Indignada, ela questiona a atitude. “Como um funcionário acha que você roubou, pega imagens da câmera e sai espalhando isso em grupo? Isso é muito grave. Poderia ter acontecido algo pior comigo. E se alguém resolvesse fazer justiça com as próprias mãos? E se algum comerciante me impedisse de entrar na loja achando que eu ia roubar? Isso pode acontecer com qualquer pessoa”, desabafou.
A esteticista informou que registrou boletim de ocorrência e já acionou a Justiça. “Logo depois que vi essas mensagens, ei fui na delegacia, fiz a queixa e acionei um advogado. Inclusive já foi marcada uma audiência com a loja”, disse.
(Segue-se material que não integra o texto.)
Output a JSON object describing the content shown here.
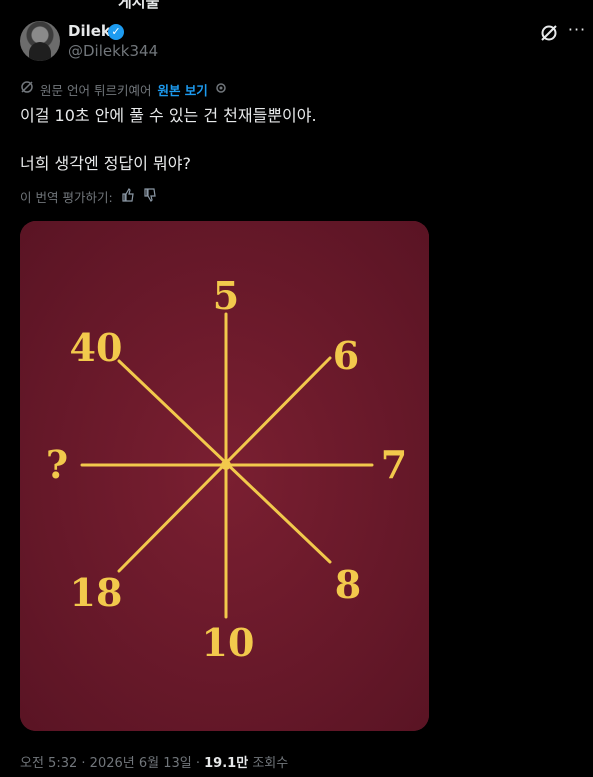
{
  "header_cut_text": "게시물",
  "author": {
    "display_name": "Dilek",
    "handle": "@Dilekk344",
    "verified_mark": "✓"
  },
  "actions": {
    "grok_icon": "grok-icon",
    "more_icon": "more-icon"
  },
  "translation": {
    "note": "원문 언어 튀르키예어",
    "show_original": "원본 보기"
  },
  "tweet": {
    "line1": "이걸 10초 안에 풀 수 있는 건 천재들뿐이야.",
    "line2": "너희 생각엔 정답이 뭐야?"
  },
  "rate": {
    "label": "이 번역 평가하기:"
  },
  "puzzle": {
    "background_color": "#6d1a2b",
    "line_color": "#f2c94c",
    "number_top": "5",
    "number_top_right": "6",
    "number_right": "7",
    "number_bottom_right": "8",
    "number_bottom": "10",
    "number_bottom_left": "18",
    "number_left": "?",
    "number_top_left": "40"
  },
  "meta": {
    "time": "오전 5:32",
    "date": "2026년 6월 13일",
    "views": "19.1만",
    "views_label": "조회수",
    "sep": "·"
  }
}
Ela afirma que o caso tem afetado sua rotina. “Estou muito abalada com essa situação e evitando até de andar nas ruas ou ficar na porta da minha casa, com medo de alguém ter visto essa acusação e querer fazer algo comigo. Eu estou revoltada porque isso afetou o meu psicológico. Eu e meu pai fomos chamados de ladrões sem termos feito nada”, declarou.
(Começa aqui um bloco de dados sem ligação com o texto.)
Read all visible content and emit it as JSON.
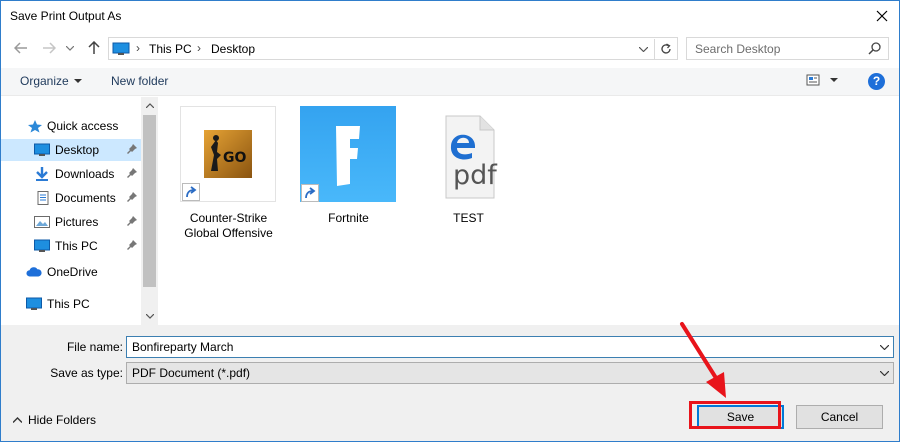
{
  "window": {
    "title": "Save Print Output As"
  },
  "address": {
    "crumbs": [
      "This PC",
      "Desktop"
    ],
    "search_placeholder": "Search Desktop"
  },
  "toolbar": {
    "organize_label": "Organize",
    "new_folder_label": "New folder",
    "help_label": "?"
  },
  "navigation": {
    "items": [
      {
        "label": "Quick access",
        "icon": "star-icon",
        "pinned": false,
        "selected": false
      },
      {
        "label": "Desktop",
        "icon": "desktop-icon",
        "pinned": true,
        "selected": true
      },
      {
        "label": "Downloads",
        "icon": "download-icon",
        "pinned": true,
        "selected": false
      },
      {
        "label": "Documents",
        "icon": "documents-icon",
        "pinned": true,
        "selected": false
      },
      {
        "label": "Pictures",
        "icon": "pictures-icon",
        "pinned": true,
        "selected": false
      },
      {
        "label": "This PC",
        "icon": "pc-icon",
        "pinned": true,
        "selected": false
      },
      {
        "label": "OneDrive",
        "icon": "cloud-icon",
        "pinned": false,
        "selected": false
      },
      {
        "label": "This PC",
        "icon": "pc-icon",
        "pinned": false,
        "selected": false
      }
    ]
  },
  "files": [
    {
      "name_line1": "Counter-Strike",
      "name_line2": "Global Offensive",
      "icon": "csgo-shortcut-icon",
      "badge_text": "GO"
    },
    {
      "name_line1": "Fortnite",
      "name_line2": "",
      "icon": "fortnite-shortcut-icon",
      "badge_text": "F"
    },
    {
      "name_line1": "TEST",
      "name_line2": "",
      "icon": "edge-pdf-icon",
      "badge_text": "pdf"
    }
  ],
  "form": {
    "file_name_label": "File name:",
    "file_name_value": "Bonfireparty March",
    "save_type_label": "Save as type:",
    "save_type_value": "PDF Document (*.pdf)"
  },
  "footer": {
    "hide_folders_label": "Hide Folders",
    "save_label": "Save",
    "cancel_label": "Cancel"
  },
  "colors": {
    "accent": "#0078d7",
    "selection": "#cce8ff",
    "annotation_red": "#e8141b",
    "fortnite_blue": "#3fa9f5"
  }
}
Após expor o caso nas redes sociais, Iasmini descobriu que outras pessoas também foram atingidas. “Fiquei sabendo que as outras pessoas que aparecem nas fotos também são inocentes, já prestaram queixa e estão entrando com processo contra a loja. Uma delas é a idosa que estava no caixa comigo. Ela só foi pagar um carnê. A família dela entrou em contato comigo e disse que ela é uma professora aposentada, muito conhecida no bairro. Ou seja, muitas pessoas foram injustiçadas nessa situação”, explicou.
Ela finalizou o depoimento alertando outros consumidores. “Pedem para a gente comprar no comércio de Juazeiro, para fortalecer a economia local e acontece um absurdo desse. Como que um funcionário acha que um cliente roubou, tira prints da câmera de segurança e joga em um grupo de whatsapp com essas acusações? Quantas outras vezes já fizeram isso com outros clientes. Tomem cuidado, pois isso pode acontecer com qualquer pessoa”.
O caso segue sendo apurado. Até o momento, a loja citada não se manifestou publicamente.